A xAI, agora oficialmente conhecida como SpaceXAI após a fusão das empresas de Elon Musk, entrou com um processo contra o procurador-geral de Minnesota, Keith Ellison, para contestar uma nova legislação que proíbe aplicativos e websites capazes de gerar imagens íntimas não consensuais. A lei, a primeira do tipo nos Estados Unidos, foi aprovada pelo governador Tim Walz e está prevista para entrar em vigor em agosto deste ano.
Controvérsia em torno da nova legislação
Na ação judicial, a xAI argumenta que a lei representa uma proibição excessiva e baseada em conteúdo sobre a liberdade de expressão e as ferramentas de expressão visual, em uma tentativa desajeitada de proibir a 'nudificação'. A empresa não contesta o interesse de Minnesota em proibir a disseminação de imagens nuas geradas artificialmente de pessoas reais sem seu consentimento, mas afirma que a legislação se estende muito além desse objetivo, expondo uma ampla gama de discursos protegidos a responsabilidades civis e sanções governamentais.
Investigação e medidas contra o uso indevido
A xAI tem enfrentado sérias críticas desde o início do ano, após relatos de que permitia que usuários transformassem fotos de mulheres e crianças em imagens sexualizadas. Autoridades e reguladores de várias jurisdições, incluindo Califórnia, Reino Unido, Comissão Europeia e Comissão de Proteção de Dados da Irlanda, iniciaram investigações sobre a empresa. Apesar de ter implementado medidas para evitar deepfakes não consensuais, seu sistema ainda permitia que usuários gerassem imagens de pessoas sem roupa.
A empresa enfatiza que proíbe estritamente seus usuários de criar imagens nuas ou sexualizadas de indivíduos sem consentimento e já processou usuários que tentaram contornar suas barreiras tecnológicas. Recentemente, a xAI processou um usuário da Carolina do Sul por criar imagens íntimas não consensuais utilizando fotos reais de adultos e menores.
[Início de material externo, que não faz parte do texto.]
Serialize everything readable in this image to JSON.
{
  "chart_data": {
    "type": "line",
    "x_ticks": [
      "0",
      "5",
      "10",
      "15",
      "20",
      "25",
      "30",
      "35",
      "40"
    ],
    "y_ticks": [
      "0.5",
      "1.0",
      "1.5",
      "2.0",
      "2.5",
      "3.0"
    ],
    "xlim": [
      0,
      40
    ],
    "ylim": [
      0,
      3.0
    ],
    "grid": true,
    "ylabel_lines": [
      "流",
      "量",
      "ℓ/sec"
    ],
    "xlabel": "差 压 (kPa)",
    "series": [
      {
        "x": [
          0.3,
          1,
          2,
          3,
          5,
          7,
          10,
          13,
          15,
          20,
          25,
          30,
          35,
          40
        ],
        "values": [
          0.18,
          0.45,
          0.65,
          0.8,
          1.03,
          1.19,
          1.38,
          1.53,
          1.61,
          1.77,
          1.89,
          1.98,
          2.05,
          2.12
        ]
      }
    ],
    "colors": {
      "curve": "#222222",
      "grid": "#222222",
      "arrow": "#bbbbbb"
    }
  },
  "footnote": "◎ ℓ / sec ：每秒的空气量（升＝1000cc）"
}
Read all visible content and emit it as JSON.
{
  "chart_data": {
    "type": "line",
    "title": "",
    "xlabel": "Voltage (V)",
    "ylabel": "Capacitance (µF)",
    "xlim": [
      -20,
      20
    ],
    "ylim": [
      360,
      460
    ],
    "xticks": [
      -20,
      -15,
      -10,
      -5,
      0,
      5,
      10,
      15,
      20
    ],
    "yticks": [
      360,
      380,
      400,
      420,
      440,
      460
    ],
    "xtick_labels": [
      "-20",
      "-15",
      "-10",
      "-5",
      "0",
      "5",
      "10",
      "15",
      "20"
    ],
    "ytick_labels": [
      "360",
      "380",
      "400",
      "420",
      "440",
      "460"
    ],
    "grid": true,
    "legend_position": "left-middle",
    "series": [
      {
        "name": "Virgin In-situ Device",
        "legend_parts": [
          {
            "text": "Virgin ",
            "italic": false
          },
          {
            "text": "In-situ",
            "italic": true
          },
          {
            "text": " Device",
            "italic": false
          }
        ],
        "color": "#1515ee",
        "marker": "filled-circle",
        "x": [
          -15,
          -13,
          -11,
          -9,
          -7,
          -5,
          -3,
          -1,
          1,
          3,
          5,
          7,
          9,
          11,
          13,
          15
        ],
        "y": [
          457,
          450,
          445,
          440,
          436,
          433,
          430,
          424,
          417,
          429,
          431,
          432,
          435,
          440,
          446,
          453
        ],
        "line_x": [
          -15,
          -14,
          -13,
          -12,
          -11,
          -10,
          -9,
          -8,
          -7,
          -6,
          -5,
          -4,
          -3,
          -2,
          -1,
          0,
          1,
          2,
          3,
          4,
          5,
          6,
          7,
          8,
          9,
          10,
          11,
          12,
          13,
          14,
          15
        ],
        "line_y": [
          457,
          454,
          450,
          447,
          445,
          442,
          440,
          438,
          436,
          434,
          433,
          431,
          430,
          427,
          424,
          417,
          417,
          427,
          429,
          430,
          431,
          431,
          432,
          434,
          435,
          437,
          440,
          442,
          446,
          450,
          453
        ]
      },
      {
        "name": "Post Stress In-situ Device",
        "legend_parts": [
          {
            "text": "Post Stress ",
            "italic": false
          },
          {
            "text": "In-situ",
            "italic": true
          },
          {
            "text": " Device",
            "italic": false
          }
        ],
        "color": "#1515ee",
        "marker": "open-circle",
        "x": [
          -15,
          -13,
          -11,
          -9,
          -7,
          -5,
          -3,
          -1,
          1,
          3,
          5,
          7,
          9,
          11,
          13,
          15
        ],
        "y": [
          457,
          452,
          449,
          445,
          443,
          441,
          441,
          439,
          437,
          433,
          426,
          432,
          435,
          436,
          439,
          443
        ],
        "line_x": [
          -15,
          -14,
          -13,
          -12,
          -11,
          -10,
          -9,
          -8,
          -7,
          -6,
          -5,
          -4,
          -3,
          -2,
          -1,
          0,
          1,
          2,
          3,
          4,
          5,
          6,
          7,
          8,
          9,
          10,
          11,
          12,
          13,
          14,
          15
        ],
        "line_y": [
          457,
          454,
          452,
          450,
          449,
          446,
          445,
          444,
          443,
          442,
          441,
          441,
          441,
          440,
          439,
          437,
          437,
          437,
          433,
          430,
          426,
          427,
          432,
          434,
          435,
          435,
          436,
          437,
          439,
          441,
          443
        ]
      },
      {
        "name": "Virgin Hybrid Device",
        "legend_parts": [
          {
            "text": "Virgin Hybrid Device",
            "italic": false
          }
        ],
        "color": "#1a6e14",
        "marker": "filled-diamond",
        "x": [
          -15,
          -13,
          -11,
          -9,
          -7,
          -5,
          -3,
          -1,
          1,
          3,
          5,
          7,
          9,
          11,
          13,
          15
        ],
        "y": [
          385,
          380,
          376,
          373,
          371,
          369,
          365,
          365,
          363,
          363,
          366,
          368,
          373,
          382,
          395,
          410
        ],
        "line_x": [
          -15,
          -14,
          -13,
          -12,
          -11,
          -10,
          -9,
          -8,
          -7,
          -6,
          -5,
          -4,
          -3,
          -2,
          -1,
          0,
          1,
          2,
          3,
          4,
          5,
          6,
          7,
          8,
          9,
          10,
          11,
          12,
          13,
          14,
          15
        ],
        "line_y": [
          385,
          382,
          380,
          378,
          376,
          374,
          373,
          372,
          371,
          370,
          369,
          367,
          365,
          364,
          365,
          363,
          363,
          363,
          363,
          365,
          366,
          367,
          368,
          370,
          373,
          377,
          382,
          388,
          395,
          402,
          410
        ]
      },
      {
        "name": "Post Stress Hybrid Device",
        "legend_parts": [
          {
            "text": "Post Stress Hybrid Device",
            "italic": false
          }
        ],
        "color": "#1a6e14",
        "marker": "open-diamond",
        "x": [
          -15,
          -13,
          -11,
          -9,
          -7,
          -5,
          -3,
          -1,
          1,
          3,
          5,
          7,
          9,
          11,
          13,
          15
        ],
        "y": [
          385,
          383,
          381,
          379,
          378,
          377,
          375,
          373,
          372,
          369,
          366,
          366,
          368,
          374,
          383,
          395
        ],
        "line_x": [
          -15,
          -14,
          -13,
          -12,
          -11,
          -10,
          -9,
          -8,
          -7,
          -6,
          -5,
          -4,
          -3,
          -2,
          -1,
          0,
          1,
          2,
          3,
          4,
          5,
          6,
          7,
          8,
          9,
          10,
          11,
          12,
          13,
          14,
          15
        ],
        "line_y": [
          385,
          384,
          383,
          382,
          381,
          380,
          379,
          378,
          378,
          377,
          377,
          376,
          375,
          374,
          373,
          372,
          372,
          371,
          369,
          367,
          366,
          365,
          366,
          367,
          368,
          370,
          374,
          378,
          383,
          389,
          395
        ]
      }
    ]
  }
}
Impacto da nova lei sobre a liberdade de expressão
A nova legislação estipula multas de até US$ 500.000 para desenvolvedores toda vez que um usuário gerar um deepfake adulto não consensual utilizando seus produtos. A xAI argumenta que, com essa regra, não terá outra escolha a não ser restringir as funcionalidades de edição de imagem do Grok Imagine de várias maneiras quando a lei entrar em vigor em 1º de agosto de 2026. A empresa afirma que isso resultará em uma limitação da liberdade de expressão que antes era garantida.
A xAI solicita ao tribunal que declare a lei inconstitucional e impeça o estado de aplicá-la. Em resposta ao processo, Ellison afirmou em uma postagem na plataforma X que existem muitos debates válidos sobre inteligência artificial, mas que este não é um deles, ressaltando que a 'nudificação por IA' retira a dignidade da pessoa alvo e pode causar danos imensos em vários níveis.
O governador Walz respondeu de forma breve, afirmando: 'Vejo você no tribunal, creep'.